Friday 30 July 2010

Bill sets elephant trap for the Yes to AV campaign

A letter in the Guardian, co-signed with Will Straw of Left Foot Forward.


The problem of a headline "Labour to oppose vote reform bill" (28 July) is that it risks implying that Labour is ditching its manifesto support for a referendum on the electoral system, and that this is all that the coalition's parliamentary voting system and constituencies bill is about.

Yet Labour's amendment reaffirms its support for an AV referendum, while opposing the flawed proposals to rush through new boundaries by ditching the current non-partisan system.

A bill combining these different issues makes no sense, except as a backroom deal between the two governing parties.

The deal makes sense for those who want the boundaries to go through and the referendum to fail, but it is an elephant trap for the Lib Dems who want to win the referendum. The effect is to destabilise pro-electoral reform Labour forces, when there is no chance of winning a yes vote without mobilising Labour voters.

If Nick Clegg were to propose two separate bills, parliament could consider the merits of the separate issues. Labour would have to support a referendum bill, and the coalition could whip through its re-districting plans.

Sunder Katwala

General secretary, Fabian Society

Will Straw

Editor, Left Foot Forward


paul.thompson.ldn said...

So why exactly are the boundary changes bad? Take out the lack of consultation and the fact it takes away the inquiries into the changes. Why are the actual boundary changes themselves bad? Why is it so bad to have an equal number of constituents in every constituency?

Sunder Katwala said...


The British tradition is not to make boundaries an issue of political contention where possible. Many people would like to preserve that. Process matters., though the current processes are not perfect. Abolishing them on a partisan basis is very poor.

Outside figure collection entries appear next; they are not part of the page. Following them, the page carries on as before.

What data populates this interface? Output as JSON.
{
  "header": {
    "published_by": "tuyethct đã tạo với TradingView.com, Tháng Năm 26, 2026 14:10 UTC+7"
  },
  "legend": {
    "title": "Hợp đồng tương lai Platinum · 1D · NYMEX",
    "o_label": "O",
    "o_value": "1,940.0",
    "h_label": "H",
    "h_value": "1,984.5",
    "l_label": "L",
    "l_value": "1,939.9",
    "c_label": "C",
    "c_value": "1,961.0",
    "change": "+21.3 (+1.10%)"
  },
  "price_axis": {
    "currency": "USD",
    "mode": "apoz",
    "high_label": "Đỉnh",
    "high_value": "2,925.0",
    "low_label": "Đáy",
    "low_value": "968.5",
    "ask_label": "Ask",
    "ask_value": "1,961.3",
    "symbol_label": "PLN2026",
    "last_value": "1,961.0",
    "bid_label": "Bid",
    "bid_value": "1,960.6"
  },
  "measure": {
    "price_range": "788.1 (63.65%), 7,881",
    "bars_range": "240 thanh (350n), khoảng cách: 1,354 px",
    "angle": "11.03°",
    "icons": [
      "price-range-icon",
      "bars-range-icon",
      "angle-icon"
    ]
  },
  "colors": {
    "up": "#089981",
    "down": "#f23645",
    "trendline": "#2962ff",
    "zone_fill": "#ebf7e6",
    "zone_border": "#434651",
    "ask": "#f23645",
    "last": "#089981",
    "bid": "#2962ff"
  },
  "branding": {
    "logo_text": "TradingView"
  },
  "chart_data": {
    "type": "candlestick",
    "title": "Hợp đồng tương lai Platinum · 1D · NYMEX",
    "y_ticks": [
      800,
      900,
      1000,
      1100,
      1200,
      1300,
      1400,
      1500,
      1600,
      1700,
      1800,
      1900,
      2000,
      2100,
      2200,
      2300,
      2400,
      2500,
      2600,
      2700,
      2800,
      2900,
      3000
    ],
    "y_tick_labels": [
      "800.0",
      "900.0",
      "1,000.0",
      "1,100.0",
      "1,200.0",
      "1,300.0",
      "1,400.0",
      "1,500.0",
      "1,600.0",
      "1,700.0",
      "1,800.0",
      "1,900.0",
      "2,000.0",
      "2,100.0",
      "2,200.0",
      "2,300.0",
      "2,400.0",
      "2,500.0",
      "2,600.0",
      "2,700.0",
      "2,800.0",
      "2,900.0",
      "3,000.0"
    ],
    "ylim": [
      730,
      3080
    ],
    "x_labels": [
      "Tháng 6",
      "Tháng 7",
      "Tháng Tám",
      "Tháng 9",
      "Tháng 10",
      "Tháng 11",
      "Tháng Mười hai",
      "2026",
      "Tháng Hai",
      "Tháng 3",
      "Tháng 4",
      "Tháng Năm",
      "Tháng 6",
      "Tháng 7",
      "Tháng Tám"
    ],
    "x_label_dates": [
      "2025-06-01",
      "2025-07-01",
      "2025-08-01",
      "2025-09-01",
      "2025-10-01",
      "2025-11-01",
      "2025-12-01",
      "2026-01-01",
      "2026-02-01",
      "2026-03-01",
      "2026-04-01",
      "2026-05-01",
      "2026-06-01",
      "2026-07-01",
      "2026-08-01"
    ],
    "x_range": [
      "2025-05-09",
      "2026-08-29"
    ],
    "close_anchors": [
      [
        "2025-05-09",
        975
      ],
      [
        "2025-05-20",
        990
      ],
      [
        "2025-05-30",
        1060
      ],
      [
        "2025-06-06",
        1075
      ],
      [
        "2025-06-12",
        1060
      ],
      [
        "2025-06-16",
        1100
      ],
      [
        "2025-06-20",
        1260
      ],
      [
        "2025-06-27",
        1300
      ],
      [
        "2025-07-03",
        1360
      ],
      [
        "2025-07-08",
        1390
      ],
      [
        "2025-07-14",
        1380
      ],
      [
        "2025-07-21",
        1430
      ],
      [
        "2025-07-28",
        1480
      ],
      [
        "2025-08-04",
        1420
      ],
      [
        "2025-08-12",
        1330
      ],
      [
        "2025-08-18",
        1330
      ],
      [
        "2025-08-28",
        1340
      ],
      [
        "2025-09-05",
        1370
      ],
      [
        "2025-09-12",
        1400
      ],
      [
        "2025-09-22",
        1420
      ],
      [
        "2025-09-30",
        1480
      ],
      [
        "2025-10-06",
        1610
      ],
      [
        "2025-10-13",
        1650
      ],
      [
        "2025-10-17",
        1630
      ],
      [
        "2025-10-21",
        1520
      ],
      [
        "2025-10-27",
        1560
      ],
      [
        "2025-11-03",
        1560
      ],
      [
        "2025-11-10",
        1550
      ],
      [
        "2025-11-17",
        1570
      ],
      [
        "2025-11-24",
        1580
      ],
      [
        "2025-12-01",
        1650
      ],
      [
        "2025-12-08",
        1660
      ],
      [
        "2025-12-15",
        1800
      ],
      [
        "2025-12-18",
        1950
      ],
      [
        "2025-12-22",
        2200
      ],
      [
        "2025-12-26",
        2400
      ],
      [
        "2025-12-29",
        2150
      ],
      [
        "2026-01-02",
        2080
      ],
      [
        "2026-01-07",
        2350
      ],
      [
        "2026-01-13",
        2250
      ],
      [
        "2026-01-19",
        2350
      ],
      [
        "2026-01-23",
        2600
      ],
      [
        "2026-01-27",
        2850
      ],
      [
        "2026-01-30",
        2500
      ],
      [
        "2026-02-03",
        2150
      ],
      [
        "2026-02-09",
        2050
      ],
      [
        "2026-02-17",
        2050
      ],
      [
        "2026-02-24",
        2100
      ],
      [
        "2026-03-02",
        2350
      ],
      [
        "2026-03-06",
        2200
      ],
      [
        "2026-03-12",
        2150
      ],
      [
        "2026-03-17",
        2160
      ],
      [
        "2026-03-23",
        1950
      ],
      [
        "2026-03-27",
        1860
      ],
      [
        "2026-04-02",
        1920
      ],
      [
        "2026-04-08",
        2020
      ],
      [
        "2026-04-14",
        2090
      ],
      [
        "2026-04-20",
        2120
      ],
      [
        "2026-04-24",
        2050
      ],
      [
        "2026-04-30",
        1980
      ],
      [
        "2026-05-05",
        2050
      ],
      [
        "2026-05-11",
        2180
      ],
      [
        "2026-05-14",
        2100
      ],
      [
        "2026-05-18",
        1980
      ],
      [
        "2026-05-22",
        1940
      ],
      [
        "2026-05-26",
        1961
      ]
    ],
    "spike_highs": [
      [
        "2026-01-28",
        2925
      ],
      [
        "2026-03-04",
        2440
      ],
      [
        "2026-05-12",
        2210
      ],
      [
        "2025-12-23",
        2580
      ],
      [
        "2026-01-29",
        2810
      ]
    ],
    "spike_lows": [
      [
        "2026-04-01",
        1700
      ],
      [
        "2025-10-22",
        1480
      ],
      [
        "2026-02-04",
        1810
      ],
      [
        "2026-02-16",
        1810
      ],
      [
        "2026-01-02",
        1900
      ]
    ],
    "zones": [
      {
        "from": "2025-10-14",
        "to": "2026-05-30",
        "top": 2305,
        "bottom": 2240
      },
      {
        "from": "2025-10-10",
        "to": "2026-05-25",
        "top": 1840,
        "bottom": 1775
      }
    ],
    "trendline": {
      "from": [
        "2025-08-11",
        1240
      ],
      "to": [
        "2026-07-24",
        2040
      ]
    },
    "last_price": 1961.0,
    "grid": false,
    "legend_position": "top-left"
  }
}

There is strong rhetorical support for strengthening the Commons' scrutiny role, including ahead of legislation. A Bill of this kind is a very obvious Bill for pre-legislative scrutiny. The details of the Bill have been under-scrutinised to date. Will Straw has published a good post on many different issues about it. You may agree with some and not others.

- I am against the reduction to 600 seats. It is silly, as it has no rationale beyond a cheap headline, and will lose recent progress to gender and race equality. I am not sure the Coalition has noticed that, since it is meant to be finding ways to accelerate that. Again, lack of scrutiny. There is nothing in equal boundaries that leads to reduce the House.

- Broadly equal constituencies are a good idea. They are part of the current system. Some changes in Wales are needed. Whether we need a cookie-cutter approach (eg ignore the Cornwall/Devon county boundary) I doubt. Few people have noticed the geographical changes protect more Scottish seats than the two first named. There is a lot of back of the envelope devil in the detail in my view, which is why cutting out normal scrutiny is poor.

- One big question is about equal number of eligible citizens or registered voters, and whether there will be serious efforts to maximise the register before drawing the boundaries, and how long that takes.

- The Conservatives are simply mistaken about the current sources of electoral bias in the system. The bill is motivated by partisan goals, but is something of a botch job in this respect. And it is chutzpah for a pro-FPTP party to talk about votes having an "equal value" if you equalise constituency size in an electoral system where they do not.